Ukuran dan bentuk huruf hendaknya tidak terlalu kecil,tetapi juga tidak terlalu besar sehingga tidak menyulitkan anak saat membacanya.Setiap buku untuk anak-anak juga diharapkan dicetak dalam kertas putih bersinar sehingga memberikan efek visual yang lebih, terutama bila didalamnya disajikan banyak gambar dengan mengunakan ilustrasi multiwarna sebagai pengayaan yang memudahkan anak memahami cerita dan membuat mereka lebih tertarik.
Ilustrasi gambar sebagai alat penceritaan harus mampu membuat cerita lebih hidup dan yang lebih penting harus menunjukan adanya harmoni atau kesesuaian dengan cerita.Dengan demikian, bila anak melihat gambar, mereka akan tergolong untuk lebih melatih dirinya dalam mengembangkan persepsi, imajinasi dan bahasa melalui gambar tentang realitas yang dia amati. Gambar yang berisi realitas-imajinasi yang akan dia amati dalam buku cerita yang akan dilihat dibahasakan sebaiknya jangan disajikan memenuhi satu halaman karena akan menggangu persepsi anak.

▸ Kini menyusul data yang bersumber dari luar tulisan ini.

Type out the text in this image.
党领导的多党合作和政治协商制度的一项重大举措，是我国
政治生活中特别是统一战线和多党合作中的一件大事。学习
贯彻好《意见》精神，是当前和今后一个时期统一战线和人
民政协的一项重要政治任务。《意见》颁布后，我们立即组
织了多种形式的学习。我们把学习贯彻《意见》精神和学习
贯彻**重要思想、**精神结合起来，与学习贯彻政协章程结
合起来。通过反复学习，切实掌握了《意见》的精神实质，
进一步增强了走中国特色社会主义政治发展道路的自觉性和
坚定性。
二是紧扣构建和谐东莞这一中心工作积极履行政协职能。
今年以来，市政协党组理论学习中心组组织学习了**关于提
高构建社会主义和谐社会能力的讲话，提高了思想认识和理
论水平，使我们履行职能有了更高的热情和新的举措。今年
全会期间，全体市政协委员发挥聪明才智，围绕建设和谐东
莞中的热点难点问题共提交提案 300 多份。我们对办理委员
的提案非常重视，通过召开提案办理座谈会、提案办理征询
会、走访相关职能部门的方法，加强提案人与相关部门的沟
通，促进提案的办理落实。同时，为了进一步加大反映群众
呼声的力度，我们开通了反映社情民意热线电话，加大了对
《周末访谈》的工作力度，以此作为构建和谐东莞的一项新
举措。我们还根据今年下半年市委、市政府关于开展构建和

2.      Bahasa yang digunakan
Ditinjau dari bahasa, bacaan cerita anak-anak sebaiknya memiliki ciri menggunakan bahasa yang sederhana.Penggunaan bahasa mempertimbangkan perkembangan bahasa anak usia sekolah dasar baik dari segi penguasaan struktur tata bahasa maupun dari segi kemampuan anak dalam memproduksi dan memahaminya.
Dalam cerita anak-anak bahasa yang digunakan harus mempertimbangkan penggunaan kosakata dan kalimat. Hal ini dimungkinkan karena dalam proses pemahaman dan penikmatannya anak akan membaca teks melalui proses pemahaman print out yang diarahkan oleh dunia pengalaman dan pengetahuannya.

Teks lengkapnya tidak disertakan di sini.